Alright, Alright...I know this is late and I know I didn't meet my goal of blogging every day for 30 days.  Seemed like a simple goal right??  I just got sick of it.  I felt like I was forcing myself to do it and I wasn't getting anything from it anymore.  However, I think a lot of my followers were!  SO many of you contacted me via e-mail, text, phone calls and in person.  I'm fine and I'm not dead.  Just over that project - sorry!  I will still blog but not a daily journal.  Ok, movin' on :)

So...let's see.  Here's what you missed.  I made some meals for a few friends in need.  Here's a quick pic of the salads I made for a dear friend that just had a baby.  I gave her other goodies too but sadly she said, NO DESSERTS! 
I watched my friend's son Matthew one day while his daycare mommies daughter had surgery.  That was a mouthful.  Paeton made Matthew marry her.  She totally dominated him all day and was a very bossy wife.
Paeton and Evan continue to wrestle with each other.  It always seems to be fun and games till someone gets hurt.
Matthew played farm all day long.  Paeton tried to convince him to play other things but even she couldn't tear him away from the tractors.
The kids ate lunch really nicely that day.  I like when that happens.
Eating snack in the new 'sitting room'.
Evan really likes fruit snacks.
Jodi left for a work trip to Vegas last week and upon his arrival home, Paeton's toy of choice was to make a Mr.Potato Head family.  We used every spud we had - it was a lot of fun.  And of course, Secretariat made a cameo.
To end my 30 day journal, I have to say I'm really enjoying staying at home with the kids.  They test my patience daily and sometimes I feel like I've accomplished nothing but brushing my teeth for the day.  But...I wouldn't trade this for anything.  I've become SO much closer with them. 

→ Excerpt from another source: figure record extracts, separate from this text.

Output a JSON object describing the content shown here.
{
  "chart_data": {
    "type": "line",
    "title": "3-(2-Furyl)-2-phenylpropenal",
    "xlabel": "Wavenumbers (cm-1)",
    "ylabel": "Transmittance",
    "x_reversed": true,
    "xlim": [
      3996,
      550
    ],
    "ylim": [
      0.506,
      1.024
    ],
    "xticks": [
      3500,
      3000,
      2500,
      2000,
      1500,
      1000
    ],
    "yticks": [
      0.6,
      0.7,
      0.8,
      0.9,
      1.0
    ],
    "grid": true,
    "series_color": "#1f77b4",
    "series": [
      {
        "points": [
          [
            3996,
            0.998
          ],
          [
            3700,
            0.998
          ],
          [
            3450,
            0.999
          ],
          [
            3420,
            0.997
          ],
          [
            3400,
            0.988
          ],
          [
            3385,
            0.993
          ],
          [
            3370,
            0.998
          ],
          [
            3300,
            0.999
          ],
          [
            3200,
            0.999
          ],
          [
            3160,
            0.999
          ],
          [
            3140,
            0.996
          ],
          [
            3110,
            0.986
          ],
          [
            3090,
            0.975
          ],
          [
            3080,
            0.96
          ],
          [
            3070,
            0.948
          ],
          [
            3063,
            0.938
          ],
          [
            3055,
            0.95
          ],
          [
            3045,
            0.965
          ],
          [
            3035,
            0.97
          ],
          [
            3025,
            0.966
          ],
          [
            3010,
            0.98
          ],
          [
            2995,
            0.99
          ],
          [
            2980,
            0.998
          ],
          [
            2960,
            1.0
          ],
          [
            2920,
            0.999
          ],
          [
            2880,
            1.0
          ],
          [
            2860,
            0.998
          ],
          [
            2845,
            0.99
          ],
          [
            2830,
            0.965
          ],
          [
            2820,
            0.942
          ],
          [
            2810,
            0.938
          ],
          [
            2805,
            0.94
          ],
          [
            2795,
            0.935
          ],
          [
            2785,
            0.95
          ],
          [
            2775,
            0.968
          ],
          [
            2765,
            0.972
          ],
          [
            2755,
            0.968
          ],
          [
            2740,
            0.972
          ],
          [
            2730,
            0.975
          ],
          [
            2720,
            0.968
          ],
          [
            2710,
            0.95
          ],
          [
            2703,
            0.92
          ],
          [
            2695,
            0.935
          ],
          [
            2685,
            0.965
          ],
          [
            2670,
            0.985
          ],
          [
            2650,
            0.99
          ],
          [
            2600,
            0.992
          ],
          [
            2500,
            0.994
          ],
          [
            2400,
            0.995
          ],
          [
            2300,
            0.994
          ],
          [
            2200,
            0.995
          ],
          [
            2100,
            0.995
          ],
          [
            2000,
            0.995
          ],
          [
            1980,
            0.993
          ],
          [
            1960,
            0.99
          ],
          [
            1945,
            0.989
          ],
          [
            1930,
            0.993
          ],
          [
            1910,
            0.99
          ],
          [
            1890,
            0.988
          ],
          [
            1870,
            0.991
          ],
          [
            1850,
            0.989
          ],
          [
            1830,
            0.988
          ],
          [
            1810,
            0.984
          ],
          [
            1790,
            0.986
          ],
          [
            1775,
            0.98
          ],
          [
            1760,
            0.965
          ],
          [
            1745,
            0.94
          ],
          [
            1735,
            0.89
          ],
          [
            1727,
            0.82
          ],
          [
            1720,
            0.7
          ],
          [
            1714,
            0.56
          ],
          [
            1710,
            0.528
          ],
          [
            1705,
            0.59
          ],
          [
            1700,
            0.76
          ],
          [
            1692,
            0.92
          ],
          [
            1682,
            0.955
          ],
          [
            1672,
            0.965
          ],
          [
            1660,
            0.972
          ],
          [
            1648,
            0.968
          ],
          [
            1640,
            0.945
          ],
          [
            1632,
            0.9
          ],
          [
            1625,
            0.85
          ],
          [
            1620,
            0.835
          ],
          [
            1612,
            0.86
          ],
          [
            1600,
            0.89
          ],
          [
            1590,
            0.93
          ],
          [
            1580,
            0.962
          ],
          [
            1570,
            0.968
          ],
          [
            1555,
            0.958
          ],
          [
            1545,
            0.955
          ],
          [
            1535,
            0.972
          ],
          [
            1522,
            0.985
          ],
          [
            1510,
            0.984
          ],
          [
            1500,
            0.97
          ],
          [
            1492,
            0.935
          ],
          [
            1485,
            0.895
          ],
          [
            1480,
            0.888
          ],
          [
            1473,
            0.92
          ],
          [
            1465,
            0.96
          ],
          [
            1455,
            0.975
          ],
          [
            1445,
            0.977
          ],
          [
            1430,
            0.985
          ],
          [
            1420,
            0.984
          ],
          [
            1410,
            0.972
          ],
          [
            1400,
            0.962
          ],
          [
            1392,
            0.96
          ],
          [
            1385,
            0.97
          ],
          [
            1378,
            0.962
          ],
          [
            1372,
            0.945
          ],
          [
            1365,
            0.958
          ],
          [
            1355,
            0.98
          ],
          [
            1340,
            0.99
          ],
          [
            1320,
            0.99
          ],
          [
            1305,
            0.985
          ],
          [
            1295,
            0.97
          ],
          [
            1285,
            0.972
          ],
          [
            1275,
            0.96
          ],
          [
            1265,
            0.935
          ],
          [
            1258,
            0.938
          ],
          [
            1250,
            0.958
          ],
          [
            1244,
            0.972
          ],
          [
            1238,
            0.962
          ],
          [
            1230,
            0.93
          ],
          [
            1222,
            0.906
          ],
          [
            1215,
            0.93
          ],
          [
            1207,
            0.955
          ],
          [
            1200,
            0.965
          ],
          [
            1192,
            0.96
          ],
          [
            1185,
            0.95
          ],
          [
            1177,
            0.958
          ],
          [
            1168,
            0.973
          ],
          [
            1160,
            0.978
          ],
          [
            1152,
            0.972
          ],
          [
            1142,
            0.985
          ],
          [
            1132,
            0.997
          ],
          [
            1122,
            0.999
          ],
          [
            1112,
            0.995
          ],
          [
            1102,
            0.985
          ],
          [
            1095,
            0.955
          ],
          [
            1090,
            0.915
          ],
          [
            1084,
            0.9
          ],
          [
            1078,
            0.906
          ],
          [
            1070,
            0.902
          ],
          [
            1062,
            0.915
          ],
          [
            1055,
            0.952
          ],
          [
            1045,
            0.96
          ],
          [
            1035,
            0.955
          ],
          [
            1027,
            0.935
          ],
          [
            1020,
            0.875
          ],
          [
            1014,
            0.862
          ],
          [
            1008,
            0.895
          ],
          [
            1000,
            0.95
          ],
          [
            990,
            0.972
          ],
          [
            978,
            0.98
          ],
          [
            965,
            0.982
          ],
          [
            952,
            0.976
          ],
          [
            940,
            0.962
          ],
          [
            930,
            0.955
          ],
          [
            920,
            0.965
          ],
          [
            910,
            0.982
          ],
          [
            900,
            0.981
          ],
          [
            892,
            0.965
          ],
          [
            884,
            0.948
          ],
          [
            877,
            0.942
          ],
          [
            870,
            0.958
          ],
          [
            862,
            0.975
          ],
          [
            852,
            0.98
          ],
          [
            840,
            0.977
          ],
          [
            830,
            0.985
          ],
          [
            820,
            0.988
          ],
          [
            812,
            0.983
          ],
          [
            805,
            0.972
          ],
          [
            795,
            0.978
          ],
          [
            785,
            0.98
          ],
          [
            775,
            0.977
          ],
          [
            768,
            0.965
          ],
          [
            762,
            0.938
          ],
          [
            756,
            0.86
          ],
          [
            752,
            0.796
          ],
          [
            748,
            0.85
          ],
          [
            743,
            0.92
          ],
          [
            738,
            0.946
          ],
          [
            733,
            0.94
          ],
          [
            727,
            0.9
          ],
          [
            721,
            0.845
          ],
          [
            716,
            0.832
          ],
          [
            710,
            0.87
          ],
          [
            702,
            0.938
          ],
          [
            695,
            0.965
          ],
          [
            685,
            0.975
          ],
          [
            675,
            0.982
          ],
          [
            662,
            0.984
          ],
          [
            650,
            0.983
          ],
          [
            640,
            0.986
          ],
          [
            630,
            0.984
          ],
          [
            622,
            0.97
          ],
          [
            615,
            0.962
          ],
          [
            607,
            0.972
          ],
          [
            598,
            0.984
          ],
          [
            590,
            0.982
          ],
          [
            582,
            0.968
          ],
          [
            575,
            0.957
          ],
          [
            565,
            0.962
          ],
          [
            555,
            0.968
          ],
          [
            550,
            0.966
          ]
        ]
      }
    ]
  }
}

You know, a lot of parents look begruntled at church when they're dropping off their kids and the kids start to cry or cling to them.  My children have never done that until recently.  The first few times it happened, I wanted to cry too because I realized the kids were getting attached to me.  They were with me so much, they didn't want to be without me.  I don't want this to become a habit so we are working through it but I felt that was worth noting...definitely a change from the way things were 30 or 60 days ago.

I'm SO thankful for all my SAHM friends that I lean on for advice, support, love, friendship, and spiritual strength.  What a group of ladies I have in my life.  They are so amazing and I definitely realized this on my girl's retreat 2 weekends ago.  I am so blessed to know them and call them mine!

I also want to note how supportive Jodi has been through this transition.  He loves to see me happy and I love that about him.  Our marriage is improving as I have more time for him...more time to hear about his day, support his needs and simply talk.  He does so much for our family and for me.  He is not a perfect man but he is perfect for me.  I love him so much.